C’est le reportage dont toute la presse parlait la semaine dernière aux Etats-Unis, « l’enfant invisible » : une remarquable enquête du New York Times qui suit le parcours d’une jeune new-yorkaise de 12 ans, Dasani, et la vie d’une famille dans un foyer pour sans-abris de Brooklyn.

Pour la journaliste Andrea Elliott qui les a suivi pendant toute une année, c’est aussi l’une des conséquences des politiques publiques qui ont eu pour effet « de rejeter les pauvres aux frontières de la ville ».

En douze ans, New York s’est considérablement enrichie mais tout le monde n’en n’a pas profité de la même manière.

En 2004, Bloomberg a mis en place des politiques visant à « pousser les sans-abris à compter davantage sur eux », en leur supprimant notamment un accès prioritaires aux logements sociaux contre des aides au logement à court terme et des formations professionnelles (...)

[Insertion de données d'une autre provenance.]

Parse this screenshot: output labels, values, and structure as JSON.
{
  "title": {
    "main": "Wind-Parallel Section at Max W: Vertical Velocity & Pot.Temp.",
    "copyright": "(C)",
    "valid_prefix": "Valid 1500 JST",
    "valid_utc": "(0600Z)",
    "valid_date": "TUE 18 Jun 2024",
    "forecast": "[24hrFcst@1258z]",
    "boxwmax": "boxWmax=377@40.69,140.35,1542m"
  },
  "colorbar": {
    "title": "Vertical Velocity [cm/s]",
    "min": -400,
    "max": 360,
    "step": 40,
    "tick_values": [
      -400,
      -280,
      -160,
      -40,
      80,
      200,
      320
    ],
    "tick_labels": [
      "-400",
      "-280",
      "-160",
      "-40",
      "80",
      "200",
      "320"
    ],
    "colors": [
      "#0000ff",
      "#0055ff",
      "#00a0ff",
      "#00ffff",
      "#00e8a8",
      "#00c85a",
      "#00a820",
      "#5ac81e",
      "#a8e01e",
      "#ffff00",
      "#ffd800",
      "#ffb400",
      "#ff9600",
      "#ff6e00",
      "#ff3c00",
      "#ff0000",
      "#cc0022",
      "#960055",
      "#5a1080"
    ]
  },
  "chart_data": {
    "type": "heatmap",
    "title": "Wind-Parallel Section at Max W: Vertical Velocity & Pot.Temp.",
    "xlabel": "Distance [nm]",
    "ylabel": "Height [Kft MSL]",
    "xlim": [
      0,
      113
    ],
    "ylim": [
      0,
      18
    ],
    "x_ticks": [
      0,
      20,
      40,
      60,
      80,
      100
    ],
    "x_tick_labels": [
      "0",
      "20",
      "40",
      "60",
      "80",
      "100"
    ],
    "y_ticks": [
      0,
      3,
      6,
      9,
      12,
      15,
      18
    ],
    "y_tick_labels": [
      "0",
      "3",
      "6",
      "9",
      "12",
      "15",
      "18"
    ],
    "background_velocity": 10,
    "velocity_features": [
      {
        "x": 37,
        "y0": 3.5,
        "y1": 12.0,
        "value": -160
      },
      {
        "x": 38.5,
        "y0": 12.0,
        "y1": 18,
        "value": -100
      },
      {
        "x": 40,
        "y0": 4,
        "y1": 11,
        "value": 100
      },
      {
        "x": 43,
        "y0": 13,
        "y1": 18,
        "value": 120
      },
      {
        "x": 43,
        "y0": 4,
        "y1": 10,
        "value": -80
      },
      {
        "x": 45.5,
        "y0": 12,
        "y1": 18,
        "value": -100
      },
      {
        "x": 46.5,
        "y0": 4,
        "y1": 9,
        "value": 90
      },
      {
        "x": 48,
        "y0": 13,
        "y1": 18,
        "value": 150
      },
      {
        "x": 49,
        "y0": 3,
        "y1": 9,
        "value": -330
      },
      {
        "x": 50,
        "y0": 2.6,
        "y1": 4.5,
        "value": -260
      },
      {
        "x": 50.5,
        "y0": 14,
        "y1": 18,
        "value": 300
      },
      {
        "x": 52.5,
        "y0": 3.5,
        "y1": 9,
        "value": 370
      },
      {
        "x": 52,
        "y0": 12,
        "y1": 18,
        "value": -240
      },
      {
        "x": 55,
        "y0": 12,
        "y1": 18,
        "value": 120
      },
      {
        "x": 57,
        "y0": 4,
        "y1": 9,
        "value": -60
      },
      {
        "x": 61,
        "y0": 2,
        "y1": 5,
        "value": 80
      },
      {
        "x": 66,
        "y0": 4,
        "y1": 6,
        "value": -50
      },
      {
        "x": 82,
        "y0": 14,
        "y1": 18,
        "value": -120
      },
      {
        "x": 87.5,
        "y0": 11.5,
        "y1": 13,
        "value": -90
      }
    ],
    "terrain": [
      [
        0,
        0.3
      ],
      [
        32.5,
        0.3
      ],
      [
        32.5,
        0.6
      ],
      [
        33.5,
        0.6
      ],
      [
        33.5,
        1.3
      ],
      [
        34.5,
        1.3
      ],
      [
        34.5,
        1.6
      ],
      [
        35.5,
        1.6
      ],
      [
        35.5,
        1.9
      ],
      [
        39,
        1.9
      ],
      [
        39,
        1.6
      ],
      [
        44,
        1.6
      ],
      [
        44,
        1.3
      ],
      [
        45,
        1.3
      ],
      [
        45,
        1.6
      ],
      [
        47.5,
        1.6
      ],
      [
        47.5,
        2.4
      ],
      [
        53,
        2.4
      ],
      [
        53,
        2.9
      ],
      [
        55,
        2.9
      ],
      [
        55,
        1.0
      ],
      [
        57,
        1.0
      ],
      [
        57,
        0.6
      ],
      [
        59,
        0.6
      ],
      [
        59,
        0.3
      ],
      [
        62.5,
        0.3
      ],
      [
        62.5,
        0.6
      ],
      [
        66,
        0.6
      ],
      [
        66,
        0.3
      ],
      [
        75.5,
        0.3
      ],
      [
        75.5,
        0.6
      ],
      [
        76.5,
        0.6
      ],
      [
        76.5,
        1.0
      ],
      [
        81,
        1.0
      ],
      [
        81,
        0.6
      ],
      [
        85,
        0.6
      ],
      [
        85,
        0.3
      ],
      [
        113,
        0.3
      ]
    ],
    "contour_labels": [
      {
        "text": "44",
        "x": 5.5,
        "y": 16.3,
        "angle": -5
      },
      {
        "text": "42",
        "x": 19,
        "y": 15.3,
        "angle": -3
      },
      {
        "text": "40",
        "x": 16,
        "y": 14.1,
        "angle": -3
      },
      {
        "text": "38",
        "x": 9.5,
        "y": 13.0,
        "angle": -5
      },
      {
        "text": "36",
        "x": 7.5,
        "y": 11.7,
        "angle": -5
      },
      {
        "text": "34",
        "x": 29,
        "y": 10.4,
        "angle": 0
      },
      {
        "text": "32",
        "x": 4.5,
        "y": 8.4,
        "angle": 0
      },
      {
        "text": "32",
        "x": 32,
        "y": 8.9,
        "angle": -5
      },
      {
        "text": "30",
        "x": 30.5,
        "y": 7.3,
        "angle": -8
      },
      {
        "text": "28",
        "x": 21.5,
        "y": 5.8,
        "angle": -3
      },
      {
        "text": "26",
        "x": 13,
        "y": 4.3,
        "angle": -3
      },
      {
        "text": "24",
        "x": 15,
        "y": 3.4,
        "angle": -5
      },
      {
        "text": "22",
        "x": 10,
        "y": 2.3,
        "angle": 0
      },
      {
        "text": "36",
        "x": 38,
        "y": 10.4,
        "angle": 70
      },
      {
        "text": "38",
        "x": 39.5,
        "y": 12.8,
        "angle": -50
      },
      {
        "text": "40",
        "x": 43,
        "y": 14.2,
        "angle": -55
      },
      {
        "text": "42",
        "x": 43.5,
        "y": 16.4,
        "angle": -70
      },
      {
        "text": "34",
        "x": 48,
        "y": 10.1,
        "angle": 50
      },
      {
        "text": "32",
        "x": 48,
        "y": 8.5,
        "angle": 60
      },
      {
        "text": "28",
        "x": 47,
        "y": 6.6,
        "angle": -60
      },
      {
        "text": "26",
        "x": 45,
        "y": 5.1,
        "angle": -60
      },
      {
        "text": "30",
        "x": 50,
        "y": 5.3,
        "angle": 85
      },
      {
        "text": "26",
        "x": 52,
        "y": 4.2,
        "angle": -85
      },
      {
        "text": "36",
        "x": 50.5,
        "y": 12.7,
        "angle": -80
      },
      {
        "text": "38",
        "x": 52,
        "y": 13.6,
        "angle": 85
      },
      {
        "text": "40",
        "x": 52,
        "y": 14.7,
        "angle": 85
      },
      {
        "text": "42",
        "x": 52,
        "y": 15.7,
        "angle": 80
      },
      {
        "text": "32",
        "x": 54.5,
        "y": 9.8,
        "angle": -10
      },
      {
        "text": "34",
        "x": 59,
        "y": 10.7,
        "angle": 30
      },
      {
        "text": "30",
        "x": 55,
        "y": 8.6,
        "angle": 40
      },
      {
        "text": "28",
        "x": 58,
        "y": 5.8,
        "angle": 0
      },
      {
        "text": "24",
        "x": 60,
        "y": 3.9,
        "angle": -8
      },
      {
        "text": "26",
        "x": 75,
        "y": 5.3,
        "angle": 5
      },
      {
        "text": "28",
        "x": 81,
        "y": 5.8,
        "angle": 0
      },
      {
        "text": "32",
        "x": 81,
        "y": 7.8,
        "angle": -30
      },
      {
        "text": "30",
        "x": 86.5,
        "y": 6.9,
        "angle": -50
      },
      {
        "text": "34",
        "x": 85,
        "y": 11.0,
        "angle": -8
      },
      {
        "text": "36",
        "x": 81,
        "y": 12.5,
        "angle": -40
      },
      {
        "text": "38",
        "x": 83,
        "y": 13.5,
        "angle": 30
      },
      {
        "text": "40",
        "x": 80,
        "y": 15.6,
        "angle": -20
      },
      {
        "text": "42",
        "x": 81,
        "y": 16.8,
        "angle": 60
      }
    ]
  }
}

Il y a trois ans, après l’annulation du programme d’allocations logements Advantage, ses parents ont du quitter leur maison de Staten Island en face de Manhattan et ont atterri dans un foyer d’urgence de Fort Greene, la Auburn Family Residence.

Les neufs membres de la famille occupent depuis une pièce de 52 m2 et partagent les douches et la cantine avec d’autres familles en attente d’un logement social fixe.

Ce qui était censée être une transition (le séjour moyen d’une famille y est de treize mois) est devenu un lieu de vie.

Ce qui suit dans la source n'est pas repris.